Fehler und vorsetzlich "böse" Taten sind aber unterschiedliche Dinge...^^ Jeder macht Fehler, ja, und gerade deswegen kann man dadurch nicht auf den Charakter schließen ;)


@komerzhasi: Du hast betont, was im Thread schon oft genug gesagt wurde: man tut Gutes, um sich selbst gut zu fühlen...auch wenn deine Aussage und das Powell-Zitat ein wenig in eine andere Richtung zielen...
 
aber unterbewusst? warum willst du denn was gutes tun? hat was damit zutun, dass wir früher in kleinen gruppen unterwegs waren , wo jeder jeder kannte und es allen hilft zusammenzuhalten.
dies ist heutzutage nicht mehr der fall. warum also spenden? und da kommt halt das unterbewusst sein ins spiel.


ich behaupte, du kannst auch heute nicht ohne Gruppe überleben. Du sozialisierst dich unterbewusst. Suchst dir Freunde, die so ähnlich ticken. Suchst dir ne Freundin, die zu dir passt. Du kannst rein biologisch und psychisch gar nicht alleine sein, sonst gehst du psychisch ein.

Ich bin kein Psychologe, aber die werden dir das sicher bestätigen.
Der Mensch kann nicht ohne soziale Kontakte.

Und eben aus diesem Grund hat es einen Sinn Moral und Werte und auch Nächstenliebe weiter zu besitzen.

Ob das jetzt aus der Religion heraus oder einem philosophisch gewachsenen Bewusstsein kommt, spielt dabei keine Rolle.
Ich helfe nicht, um in den Himmel zu kommen. Ich helfe, weil mir in ner Notsituation vllt auch mal geholfen wird ;)
 
Hallo erst mal,
hab gerade mit wachsender interesse hier gelesen und muss das einfach mal loswerden.

also:

ich bin der meinung, es gibt kein gut oder böse. wenn es auch im ersten moment als böse erscheint, in allem ist auch etwas gutes zu finden. murks ich z.b. einen ab, habe ich bestimmt irgend jemandem einen gefallen getan und ihm geholfen. oder nicht? ist es dann noch böse? für den einen, der sich darüber freut bestimmt nicht.

jeder ist egoistisch. und man sollte es auch, um zu überleben. es liegt doch wohl in der natur von allen lebewesen. auch tiere sind egoistisch. sie versuchen auch ihren vorteil aus irgend was zu ziehen. egoismus muss sein.
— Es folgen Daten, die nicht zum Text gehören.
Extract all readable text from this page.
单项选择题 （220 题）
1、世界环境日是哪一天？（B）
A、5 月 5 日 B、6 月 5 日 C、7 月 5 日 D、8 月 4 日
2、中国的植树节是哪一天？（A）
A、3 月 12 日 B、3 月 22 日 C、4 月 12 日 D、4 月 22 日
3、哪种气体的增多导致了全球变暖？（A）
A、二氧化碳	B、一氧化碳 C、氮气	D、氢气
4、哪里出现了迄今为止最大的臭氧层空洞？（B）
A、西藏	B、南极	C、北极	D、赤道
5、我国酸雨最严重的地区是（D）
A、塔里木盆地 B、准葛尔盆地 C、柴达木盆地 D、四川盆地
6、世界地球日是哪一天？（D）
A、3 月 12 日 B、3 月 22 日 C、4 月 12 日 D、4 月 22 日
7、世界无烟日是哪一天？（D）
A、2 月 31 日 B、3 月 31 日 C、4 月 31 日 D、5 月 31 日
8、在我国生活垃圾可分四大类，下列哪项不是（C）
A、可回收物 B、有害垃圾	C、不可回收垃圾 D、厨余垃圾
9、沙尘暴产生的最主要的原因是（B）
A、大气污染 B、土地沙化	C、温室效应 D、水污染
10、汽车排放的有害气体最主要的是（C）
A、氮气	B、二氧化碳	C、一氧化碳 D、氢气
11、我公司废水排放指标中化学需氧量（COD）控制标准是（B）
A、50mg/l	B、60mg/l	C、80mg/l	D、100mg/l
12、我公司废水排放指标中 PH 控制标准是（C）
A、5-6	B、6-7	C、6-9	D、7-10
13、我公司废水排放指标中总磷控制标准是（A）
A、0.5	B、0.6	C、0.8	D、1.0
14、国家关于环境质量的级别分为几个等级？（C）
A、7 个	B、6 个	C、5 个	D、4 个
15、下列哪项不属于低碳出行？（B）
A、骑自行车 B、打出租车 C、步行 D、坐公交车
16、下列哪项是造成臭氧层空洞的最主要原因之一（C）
das ganze gequatsche wegen nächstenliebe und so. es ist in meinen augen sehr oft nur heuchelei. man sieht es ja an den vereinen, die sich einen fetten mit den spendengeldern machen. und warum? die können gar nicht anders. weil? egoismus. der trieb sich sicherheit zu schaffen. für den menschen ist es nun mal das liebe geld. und der spender? er schmeichelt damit nur sich selbst und ärgert sich natürlich dann, wenn er so was in der zeitung liest.

religion? das ist doch auch nur eine erfindung von solchen, die es verstanden haben, damit ganze völker unter kontrolle zu halten, zu unterdrücken, für sich nutzbar zu machen. und ganze völker wurden im namen der religion ausgerottet. steht ja sogar im alten testament. in etwa: "gott sprach: vernichtet sie. lasst keinen leben. auch nicht kind und weib" was ist denn daran gut? die biebel ist der beste, und meist verkaufte horrorroman, den ich kenne.

ne leute. es ist schon so. egal unter welchem deckmäntelchen etwas an den mann/frau gebracht wird. bestimmt nicht nur aus reiner nächsteliebe.
 
religion? das ist doch auch nur eine erfindung von solchen, die es verstanden haben, damit ganze völker unter kontrolle zu halten, zu unterdrücken, für sich nutzbar zu machen. und ganze völker wurden im namen der religion ausgerottet. steht ja sogar im alten testament. in etwa: "gott sprach: vernichtet sie. lasst keinen leben. auch nicht kind und weib" was ist denn daran gut? die biebel ist der beste, und meist verkaufte horrorroman, den ich kenne.

Und die wurde von wem geschrieben? Dem Menschen, nicht von Gott.

Damit will ich eigentlich sagen, dass es eigentlich immer der Mensch ist, der nach Macht strebt (ob er die Macht für Gutes oder Böses/Schlechtes nutzen will, sei mal dahingestellt).Allerdings wird die Macht dazu missbraucht, die Menschen zu manipulieren, sie quasi unter Kontrolle zu halten:
Regierungen, Kirchen, Banken, Großfirmen

Gut und Böse kommt oft auch auf die Betrachtungsweise an:
Im Kalten Krieg waren für die Amerikaner die Russen Böse und umgekehrt.
Was denn nun Gut und Böse ist, wird meist von der Masse vorgegeben.

Der Mensch an sich ist nicht Gut oder Böse/Schlecht, man wird durch die Gesellschaft geformt, an der dann ausgemacht wird ob man Gut oder Böse/Schlecht ist.